The dilemma of co-dependency is that it has magnified the strains surrounding globalisation. Is the relationship zero-sum? Is one’s gain the other’s loss? Or is it win-win? Whereas the first phase of globalisation (the Industrial Revolution) and its aftermath took 150 years to reach critical mass, the second phase has taken just 20 years.

Such a shift means differences in the scope, means and speed of change, and has left the politics yet to catch up: China being stronger is a source of angst for the US, rather than being seen as a potential opportunity.

Yet the US has a trade deficit with 102 countries. So it is not just China that is the problem, rather the US’s own propensity to consume and import, instead of produce. But the US is in denial that it needs a new growth model, whereas China has already identified some of what it needs to do. This reflects the recognition in Beijing that a consequence of the stimulus measures to avert the worst of the Great Crisis and the Great Recession has been to sow the seeds for new risks.
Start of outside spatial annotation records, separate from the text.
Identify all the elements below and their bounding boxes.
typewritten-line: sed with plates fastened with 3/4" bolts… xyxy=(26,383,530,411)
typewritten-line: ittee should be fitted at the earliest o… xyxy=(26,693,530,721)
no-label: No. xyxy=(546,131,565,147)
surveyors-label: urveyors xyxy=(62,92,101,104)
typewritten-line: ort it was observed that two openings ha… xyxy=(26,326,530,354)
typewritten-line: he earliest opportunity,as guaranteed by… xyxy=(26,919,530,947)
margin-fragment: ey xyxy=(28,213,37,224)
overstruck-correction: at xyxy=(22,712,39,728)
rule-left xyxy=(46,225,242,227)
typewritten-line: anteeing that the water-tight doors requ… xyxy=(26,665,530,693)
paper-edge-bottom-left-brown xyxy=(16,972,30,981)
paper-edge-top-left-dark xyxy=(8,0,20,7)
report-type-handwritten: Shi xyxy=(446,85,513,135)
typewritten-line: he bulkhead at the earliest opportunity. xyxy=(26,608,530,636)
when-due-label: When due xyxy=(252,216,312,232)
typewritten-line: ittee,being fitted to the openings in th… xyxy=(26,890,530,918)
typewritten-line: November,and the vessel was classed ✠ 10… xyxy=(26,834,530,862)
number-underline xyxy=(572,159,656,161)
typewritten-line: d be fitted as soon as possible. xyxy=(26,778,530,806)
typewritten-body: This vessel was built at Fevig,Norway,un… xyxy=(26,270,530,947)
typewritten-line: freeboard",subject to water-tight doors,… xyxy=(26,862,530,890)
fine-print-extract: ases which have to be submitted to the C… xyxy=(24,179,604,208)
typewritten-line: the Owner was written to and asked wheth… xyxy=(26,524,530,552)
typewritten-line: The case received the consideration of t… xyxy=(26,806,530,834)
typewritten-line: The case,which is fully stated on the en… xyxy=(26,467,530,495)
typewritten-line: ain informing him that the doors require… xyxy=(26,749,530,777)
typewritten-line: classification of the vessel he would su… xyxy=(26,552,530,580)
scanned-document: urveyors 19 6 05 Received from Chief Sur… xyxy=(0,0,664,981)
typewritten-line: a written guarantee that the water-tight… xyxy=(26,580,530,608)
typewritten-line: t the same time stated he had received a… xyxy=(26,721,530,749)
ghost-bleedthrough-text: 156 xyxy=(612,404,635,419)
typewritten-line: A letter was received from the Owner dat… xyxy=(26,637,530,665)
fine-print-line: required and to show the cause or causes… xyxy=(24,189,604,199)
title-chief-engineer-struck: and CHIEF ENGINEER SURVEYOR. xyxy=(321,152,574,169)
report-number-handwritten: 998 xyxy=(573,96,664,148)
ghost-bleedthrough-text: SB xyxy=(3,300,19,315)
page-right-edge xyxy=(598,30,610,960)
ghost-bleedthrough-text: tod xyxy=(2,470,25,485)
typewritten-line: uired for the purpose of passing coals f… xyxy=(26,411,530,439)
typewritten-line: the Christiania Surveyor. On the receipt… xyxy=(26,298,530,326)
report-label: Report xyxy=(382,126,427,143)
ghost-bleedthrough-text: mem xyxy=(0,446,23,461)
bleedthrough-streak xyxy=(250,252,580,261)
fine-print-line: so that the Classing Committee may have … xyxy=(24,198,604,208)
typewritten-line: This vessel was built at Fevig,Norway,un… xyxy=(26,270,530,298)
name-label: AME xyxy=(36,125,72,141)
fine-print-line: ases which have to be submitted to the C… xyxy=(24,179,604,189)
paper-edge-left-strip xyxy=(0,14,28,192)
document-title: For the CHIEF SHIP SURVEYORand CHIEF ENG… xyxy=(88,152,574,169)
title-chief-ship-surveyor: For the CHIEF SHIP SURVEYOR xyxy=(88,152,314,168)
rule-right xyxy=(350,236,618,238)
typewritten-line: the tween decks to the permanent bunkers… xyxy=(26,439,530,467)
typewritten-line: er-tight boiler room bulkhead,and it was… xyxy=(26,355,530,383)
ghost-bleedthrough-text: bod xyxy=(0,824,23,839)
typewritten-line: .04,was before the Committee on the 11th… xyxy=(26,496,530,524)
Now the flaws of the respective models have been exposed, both sides have to make changes in how they manage policy going forward. Clearly, the US has to invest more and export more, while China does the opposite. Roche helpfully points to flaws in the global policy architecture, especially the lack of a collective strategy, instead relying on the sum of each country’s policy. Such complacency cannot continue. Policy mistakes, like the catastrophic Smoot Hawley tariff of the Great Depression, have to be avoided too.

So what to do?

The US needs to improve its competitiveness. On the WEF’s measures, it has fallen to seventh from first in 2005, because of its poor macro policy, its fiscal weakness and the political brinkmanship managing it, its weak institutions, both public and private, and its poor healthcare and primary education facilities. And it has to change its mindset: no more accusations of currency manipulation (just resuming, worryingly), instead rather more structural reform, saving and producing.

China has to boost its consumer spending, Roche suggests by drawing on US expertise and services capacity, as well as the usual mantras of boosting the social welfare safety net, still woefully inadequate. He states that the average pension pot for members of the state retirement plan was $1690 in 2010. If all workers were entitled, each would have a pot of just $565. Scary. No wonder Chinese saving is so high. China also needs more jobs, higher wages, more financial security and more services.

Is the Internet the answer?

For China, social networks are helping coordination and stability, by facilitating communication, albeit within Beijing’s restrictions which allows it to defuse tensions. More services – hotels, distribution, professional services – would help incomes and employment. Urbanisation would give an additional boost. More consumption would improve imbalances, thereby helping sustainability. Bingo! The trouble is that China’s consumers are conservative and cautious, not like the US. And the internet in the US has in fact brought polarisation.

The risk is that China bashing resumes in the US and the opportunity of the win-win resolution is lost – to both. Not such a resolution then.